Dos grupos en la barra, siete individuos en total, más el cura que abulta por ocho; tres mesas ocupadas, seis clientes en ellas, más el camarero y Pepín paseando sus tirantes. Hoy no han regado la entrada, el olor a sidra seca se hace insoportable, no estás acostumbrado a su aroma rancio. Recoges un periódico doblado mil veces por los clientes y buscas la noticia. Lees deprisa, al fin y al cabo la conoces, no necesitas que nadie te la cuente. Asesinado por dos tiros de una escopeta. Las postas habían formado un círculo de más de un metro de diámetro que terminó impactando en la pared… Los investigadores no descartan el robo fuera el motivo, pero su viuda no detectó… Así mismo han descartado cualquier motivo económico, pues… La razón de este asesinato continúa siendo un misterio para… Al estar ubicada la casa y la finca a las afueras de Pola Laviana ningún vecino…, no dicen nada de su entierro.
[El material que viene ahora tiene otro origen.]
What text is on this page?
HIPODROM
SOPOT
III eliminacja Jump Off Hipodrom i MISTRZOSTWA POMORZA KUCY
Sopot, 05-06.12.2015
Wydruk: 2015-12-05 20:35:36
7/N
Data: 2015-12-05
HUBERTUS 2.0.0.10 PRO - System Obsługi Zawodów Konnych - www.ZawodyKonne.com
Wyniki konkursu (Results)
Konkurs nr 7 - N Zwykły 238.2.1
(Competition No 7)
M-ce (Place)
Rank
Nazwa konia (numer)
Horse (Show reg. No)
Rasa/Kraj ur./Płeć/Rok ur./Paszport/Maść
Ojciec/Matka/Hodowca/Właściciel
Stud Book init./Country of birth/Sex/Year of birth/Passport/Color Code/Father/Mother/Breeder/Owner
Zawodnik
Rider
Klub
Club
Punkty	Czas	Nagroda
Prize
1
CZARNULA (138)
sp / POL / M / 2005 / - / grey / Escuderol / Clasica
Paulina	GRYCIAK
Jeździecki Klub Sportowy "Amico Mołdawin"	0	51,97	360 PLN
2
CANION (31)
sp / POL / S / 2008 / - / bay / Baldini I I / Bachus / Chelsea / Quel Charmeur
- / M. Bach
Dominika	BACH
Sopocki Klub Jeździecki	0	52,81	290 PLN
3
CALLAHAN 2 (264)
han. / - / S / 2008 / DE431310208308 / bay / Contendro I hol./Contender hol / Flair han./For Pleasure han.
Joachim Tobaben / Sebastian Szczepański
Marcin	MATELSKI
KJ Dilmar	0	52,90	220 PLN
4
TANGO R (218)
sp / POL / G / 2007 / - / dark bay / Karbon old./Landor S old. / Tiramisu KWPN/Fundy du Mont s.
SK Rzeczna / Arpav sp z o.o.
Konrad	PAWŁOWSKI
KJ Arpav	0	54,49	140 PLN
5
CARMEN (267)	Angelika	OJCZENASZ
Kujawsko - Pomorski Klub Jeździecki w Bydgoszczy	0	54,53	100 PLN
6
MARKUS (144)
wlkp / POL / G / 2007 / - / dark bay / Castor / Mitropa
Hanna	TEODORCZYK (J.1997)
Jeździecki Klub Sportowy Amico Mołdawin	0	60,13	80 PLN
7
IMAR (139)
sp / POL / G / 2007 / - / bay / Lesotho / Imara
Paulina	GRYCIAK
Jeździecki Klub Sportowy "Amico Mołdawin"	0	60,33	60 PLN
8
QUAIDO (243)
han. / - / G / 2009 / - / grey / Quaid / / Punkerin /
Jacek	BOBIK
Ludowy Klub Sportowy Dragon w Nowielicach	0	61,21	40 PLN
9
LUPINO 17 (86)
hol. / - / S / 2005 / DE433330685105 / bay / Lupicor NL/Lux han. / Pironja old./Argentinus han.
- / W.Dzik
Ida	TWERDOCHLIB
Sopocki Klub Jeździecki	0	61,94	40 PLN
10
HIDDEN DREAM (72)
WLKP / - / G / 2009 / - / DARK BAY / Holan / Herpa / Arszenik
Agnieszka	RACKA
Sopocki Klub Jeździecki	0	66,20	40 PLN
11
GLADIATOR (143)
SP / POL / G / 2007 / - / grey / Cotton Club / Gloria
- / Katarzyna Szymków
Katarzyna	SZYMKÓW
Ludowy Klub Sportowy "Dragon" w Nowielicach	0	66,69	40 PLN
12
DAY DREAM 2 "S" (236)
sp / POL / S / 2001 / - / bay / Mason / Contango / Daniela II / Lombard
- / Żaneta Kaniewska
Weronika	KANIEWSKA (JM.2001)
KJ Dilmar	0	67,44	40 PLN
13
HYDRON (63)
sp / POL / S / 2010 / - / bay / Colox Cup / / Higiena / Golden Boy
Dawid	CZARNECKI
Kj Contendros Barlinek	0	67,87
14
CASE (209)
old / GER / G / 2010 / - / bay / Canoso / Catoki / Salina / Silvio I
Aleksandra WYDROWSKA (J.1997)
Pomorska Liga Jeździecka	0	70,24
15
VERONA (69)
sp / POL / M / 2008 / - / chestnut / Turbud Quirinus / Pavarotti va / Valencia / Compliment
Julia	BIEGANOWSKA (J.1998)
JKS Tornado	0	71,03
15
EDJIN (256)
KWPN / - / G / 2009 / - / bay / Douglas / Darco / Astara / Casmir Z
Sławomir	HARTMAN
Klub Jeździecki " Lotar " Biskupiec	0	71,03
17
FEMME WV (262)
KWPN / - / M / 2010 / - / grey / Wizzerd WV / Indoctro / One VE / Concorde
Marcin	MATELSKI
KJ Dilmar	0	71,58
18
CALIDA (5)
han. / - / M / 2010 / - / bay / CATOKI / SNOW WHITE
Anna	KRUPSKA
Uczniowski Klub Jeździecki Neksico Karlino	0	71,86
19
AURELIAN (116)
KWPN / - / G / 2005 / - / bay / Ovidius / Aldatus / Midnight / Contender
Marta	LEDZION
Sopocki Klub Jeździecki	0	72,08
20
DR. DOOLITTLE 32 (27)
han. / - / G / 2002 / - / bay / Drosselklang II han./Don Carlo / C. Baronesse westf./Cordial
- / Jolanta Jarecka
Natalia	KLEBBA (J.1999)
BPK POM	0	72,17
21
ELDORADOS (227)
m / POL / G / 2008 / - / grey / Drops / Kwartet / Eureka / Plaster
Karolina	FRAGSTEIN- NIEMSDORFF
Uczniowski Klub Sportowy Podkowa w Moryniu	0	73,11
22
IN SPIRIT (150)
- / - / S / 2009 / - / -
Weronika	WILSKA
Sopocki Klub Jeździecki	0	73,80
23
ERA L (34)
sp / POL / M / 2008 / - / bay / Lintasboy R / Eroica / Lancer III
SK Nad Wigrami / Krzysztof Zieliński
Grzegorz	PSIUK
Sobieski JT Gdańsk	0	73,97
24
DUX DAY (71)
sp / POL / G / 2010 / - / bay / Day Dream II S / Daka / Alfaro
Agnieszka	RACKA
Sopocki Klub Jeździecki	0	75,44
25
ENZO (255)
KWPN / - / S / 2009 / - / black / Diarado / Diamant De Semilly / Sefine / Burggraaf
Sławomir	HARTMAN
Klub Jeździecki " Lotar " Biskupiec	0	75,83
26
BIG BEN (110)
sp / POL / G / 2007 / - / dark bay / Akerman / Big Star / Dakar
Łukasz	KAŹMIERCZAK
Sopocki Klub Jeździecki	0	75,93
Buscas las esquelas, nada.

—Pepín —te diriges al guaje, por si ha oído algo—, alguno de tus clientes comentó cuándo es el entierro del señor que mataron en Laviana.

—Yo no me preocupo de los entierros, no dejan dinero —es la primera vez que te dan ganas de partirle la cara.

—¿Quién lo puede saber? —no te das por vencido.

—Supongo que don Germán —dice, mientras se dirige a él—. Don Germán, ¿cuándo entierran al que mataron ayer en Pola?

—Ay, no lo sé, hijo mío —dice, con la boca llena.

—Podemos llamar al párroco de allí —sugiere Pepín.

—Ay, pero no conozco su teléfono —se excusa el párroco—. Es que no me llevo con él, es de esos curas modernos, curas obreros, les llaman. Por eso no me hablo con él, la misión de un sacerdote es llevar la palabra de Cristo, no ponerse a trabajar.

—El día que usté tenga que doblar el llombo, vuelve a rezar por otra santa cruzada —manifiesta uno de la barra.

—Mi misión como sacerdote es el trabajo espiritual con las almas —dice ofendido.

—Y llenar la panza y pañar perres —otra vez el de la barra.

—Oiga, que esos curas obreros defienden la Teología de la Liberación, que alega que el paraíso será para los pobres. Y el Vaticano ya se ha posicionado en su contra.

—¿Pero eso no lo dijo Jesucristo?

—A Jesucristo hay que leerlo entre líneas e interpretado por sus pastores.

—Y a seguir viviendo de la comedia —otra vez el de la barra, que se ha propuesto sacar de quicio al cura.

—Gonza —interviene Pepín, para restar tensión en el ambiente, dirigiéndose a uno que está sentado en una mesa—, tú eres de allí, ¿no sabes nada?

—Creo que es mañana por la tarde. Hoy no ha podido ser porque el juez no dio la autorización, tenían que hacerle la autopsia y no sé qué más —informa Gonza.

—¿Contento? —pregunta Pepín, con sus manos estirando los tirantes, mostrando la satisfacción de haber cumplido con el deber de tener contentos a sus clientes.

—Gracias —dices, dirigiéndote al que responde por Gonza.

—Pepín, cuando tú te mueras te enterrarán en una caja de zapatos —dice el de la barra, entre las carcajadas del resto.

—Babayu —sentencia Pepín, como siempre—. Y usted —dice, dirigiéndose a ti—, ¿ha entrado a calentarse o para hacerme gasto? —encantador guaje.

Nadie tiene más información que la que te han aportado o de la que trae la prensa. El entierro será al día siguiente. Lo mejor será que vayas a descansar, mañana te espera un día muy duro. Pero el descanso tendrá que aplazarse, porque la Flaca tiene reservada una sorpresa.